Gelukkig. Mijn hand bleek niet gebroken, maar wel zwaar gekneusd. De dokter die mij dit kwam vertellen schudde mijn linkerhand. "Bent u rechts, of linkshandig?" vroeg hij mij. "Rechts," antwoordde ik. "Dan bent u dubbel gehandicapt. Maar u krijgt er vast vanzelf handigheid in. Voorlopig krijgt u een drukverband en een mitella. Uw hand en pols moeten rust krijgen. Heel onhandig, maar u zal elke handeling met links moeten doen." Ik gaf het maar uit handen. Er viel niets aan te doen. Wat een geluk, dat mijn man thuis werkt, en dat hij mij veel uit handen kan nemen, bedacht ik me. Thuisgekomen strekte ik meteen mijn gezonde hand uit naar de telefoon om mijn baas te bellen. Even verslag uitbrengen. Mijn eigen werk zou ik voorlopig niet kunnen doen, maar ik zou op kantoor wel wat hand- en spandiensten kunnen verrichten. Eerst maar even een paar dagen thuisblijven om mijn hand rust te gunnen, dan zou ik het werk weer wat kunnen opbouwen. En mijn man stelde mij gerust: "Niets aan de hand, ik ga heel goed voor je zorgen."

Mijn handpalm deed veel pijn, en mijn pols ook. Met wat pijnstillers ging ik een paar uur mijn bed in. Toen ik wakker werd, had mijn man lekkere soep gemaakt. "Dat kan je tenminste met één hand eten," lichtte hij toe. Ik werd in de dagen die erop volgde wel steeds handiger, maar bij sommige dingen had ik echt hulp nodig. Maak maar eens een bh vast of los met maar één hand tot je beschikking! Die taak vervulde mijn man met plezier, zonder er misbruik van te maken en handtastelijk te worden. Ik verveelde me niet, maar het was wel lastig dat ik niet kon handwerken, typen ging ook niet, dus de column van vorige week werd ook door mijn schat geschreven, en met links schrijven was ook een onmogelijke opgave; mijn handschrift was onleesbaar.

Nu zijn we een week verder. Eerst zat ik met de handen in het haar, nu kan ik al weer veel zelf. Gisteren ging ik naar mijn huisarts, maar zij gaf me wel te verstaan, dat ik nog een paar weken met een spalk om mijn pols zal moeten lopen.

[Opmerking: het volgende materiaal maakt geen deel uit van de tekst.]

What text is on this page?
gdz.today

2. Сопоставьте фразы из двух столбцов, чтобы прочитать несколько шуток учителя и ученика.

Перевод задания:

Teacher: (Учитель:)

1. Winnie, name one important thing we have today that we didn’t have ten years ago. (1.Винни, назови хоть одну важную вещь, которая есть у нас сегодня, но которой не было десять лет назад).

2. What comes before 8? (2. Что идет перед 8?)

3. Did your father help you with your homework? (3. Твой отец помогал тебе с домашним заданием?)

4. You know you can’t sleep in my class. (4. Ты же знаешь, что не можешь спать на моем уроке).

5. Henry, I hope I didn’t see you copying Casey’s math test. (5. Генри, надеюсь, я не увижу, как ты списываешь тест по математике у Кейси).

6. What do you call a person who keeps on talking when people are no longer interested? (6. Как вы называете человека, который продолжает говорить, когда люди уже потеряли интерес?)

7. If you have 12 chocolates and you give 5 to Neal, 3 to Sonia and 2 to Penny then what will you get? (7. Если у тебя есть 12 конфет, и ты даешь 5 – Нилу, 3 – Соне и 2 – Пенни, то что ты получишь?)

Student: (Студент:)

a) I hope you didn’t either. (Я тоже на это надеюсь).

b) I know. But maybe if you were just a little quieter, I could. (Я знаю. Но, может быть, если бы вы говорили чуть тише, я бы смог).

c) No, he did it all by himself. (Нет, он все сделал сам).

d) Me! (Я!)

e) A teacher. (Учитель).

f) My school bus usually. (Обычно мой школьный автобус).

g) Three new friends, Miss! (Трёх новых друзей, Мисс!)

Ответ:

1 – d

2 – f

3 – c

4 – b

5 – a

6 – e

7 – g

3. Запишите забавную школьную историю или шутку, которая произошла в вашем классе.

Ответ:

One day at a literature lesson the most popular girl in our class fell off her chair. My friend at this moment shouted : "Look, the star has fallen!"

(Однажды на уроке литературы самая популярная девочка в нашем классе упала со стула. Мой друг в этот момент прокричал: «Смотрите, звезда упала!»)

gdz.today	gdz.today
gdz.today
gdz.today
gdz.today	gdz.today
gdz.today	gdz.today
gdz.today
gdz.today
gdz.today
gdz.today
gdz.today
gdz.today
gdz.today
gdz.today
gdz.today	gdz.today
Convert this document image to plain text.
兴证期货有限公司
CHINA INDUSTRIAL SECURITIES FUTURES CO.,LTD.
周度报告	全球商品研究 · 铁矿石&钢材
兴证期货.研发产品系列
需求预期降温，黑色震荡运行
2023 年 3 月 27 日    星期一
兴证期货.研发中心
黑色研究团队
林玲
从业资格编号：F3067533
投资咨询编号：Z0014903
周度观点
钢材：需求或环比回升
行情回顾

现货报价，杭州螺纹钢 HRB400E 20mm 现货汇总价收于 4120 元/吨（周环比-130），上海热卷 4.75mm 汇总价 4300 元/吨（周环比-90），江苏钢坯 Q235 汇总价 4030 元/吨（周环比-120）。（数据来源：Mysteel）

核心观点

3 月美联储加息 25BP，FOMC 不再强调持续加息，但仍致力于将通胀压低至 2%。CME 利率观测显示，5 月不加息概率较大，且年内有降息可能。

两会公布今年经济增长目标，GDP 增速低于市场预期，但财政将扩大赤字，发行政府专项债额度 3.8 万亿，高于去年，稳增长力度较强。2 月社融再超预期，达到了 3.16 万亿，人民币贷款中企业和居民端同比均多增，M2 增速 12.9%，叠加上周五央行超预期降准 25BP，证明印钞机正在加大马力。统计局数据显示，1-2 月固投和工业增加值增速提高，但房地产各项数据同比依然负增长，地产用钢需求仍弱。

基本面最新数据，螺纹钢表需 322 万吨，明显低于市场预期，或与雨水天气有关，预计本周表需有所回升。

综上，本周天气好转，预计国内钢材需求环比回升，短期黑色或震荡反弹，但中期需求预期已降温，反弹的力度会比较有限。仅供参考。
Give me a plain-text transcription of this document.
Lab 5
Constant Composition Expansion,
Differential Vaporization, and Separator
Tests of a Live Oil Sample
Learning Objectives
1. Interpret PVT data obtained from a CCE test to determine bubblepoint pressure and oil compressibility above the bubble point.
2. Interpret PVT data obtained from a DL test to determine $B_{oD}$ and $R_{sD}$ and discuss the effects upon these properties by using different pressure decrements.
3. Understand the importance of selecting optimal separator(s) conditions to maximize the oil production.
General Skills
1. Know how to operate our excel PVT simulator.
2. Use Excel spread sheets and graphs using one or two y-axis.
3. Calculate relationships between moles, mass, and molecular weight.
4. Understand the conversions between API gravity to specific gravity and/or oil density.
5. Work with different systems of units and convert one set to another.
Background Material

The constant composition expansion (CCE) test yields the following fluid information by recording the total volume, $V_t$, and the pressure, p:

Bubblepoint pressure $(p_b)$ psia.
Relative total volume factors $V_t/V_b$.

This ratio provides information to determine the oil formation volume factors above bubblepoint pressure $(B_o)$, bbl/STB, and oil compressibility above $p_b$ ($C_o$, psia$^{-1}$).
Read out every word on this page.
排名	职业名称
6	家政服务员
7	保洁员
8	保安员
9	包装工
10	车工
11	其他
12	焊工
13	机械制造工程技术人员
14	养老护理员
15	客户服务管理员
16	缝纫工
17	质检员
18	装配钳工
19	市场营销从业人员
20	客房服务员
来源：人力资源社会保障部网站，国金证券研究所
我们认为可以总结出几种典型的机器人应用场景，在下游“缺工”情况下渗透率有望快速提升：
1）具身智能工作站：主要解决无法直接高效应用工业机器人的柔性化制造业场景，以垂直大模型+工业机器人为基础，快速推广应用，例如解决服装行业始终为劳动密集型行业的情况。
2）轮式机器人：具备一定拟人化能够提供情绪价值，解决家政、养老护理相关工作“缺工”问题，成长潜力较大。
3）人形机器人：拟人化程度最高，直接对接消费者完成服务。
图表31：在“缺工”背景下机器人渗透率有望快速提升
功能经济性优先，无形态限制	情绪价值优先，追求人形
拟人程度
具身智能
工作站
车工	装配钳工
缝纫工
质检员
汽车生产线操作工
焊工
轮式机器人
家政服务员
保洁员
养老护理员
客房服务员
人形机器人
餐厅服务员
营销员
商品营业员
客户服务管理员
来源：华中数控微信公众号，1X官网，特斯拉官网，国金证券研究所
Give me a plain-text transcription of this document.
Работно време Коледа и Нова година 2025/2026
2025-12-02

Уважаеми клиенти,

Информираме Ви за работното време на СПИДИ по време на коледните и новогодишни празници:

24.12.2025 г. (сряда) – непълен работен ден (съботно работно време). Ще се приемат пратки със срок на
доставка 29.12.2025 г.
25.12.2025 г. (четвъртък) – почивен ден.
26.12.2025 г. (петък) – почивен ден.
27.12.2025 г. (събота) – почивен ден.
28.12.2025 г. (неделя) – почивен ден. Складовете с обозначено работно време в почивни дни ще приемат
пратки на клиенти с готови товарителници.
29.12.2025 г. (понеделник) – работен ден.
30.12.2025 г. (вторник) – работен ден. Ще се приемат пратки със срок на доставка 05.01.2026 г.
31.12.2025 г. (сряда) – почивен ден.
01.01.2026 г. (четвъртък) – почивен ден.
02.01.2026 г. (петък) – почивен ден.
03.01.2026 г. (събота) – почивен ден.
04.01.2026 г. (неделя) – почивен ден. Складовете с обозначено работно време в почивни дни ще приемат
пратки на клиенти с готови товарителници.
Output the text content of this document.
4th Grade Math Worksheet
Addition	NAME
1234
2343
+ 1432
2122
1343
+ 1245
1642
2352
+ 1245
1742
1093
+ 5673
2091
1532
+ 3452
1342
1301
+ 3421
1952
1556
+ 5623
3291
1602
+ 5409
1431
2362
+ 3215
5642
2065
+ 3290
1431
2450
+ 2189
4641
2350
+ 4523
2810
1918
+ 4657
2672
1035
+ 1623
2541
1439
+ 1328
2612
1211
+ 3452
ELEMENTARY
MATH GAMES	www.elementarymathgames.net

Een mitella hoeft gelukkig niet meer. Ook moet ik oefenen met het bewegen van mijn vingers, het liefst in warm water. Zo kan ik meteen mijn man wat werk uit handen nemen en de afwas doen!

Ik mag mijn handen wel dichtknijpen met zo'n lieve man. Hij draagt mij op handen en heeft mij al die tijd de hand gereikt. Wij zijn altijd twee handen op één buik, maar ook in een week als deze blijft de harmonie gehandhaafd. Het ligt dus voor de hand, dat ik deze column aan hem opdraag. Hij is mijn steun en toeverlaat. De liefde van mijn leven. Voor altijd. Daar steek ik mijn hand voor in het vuur.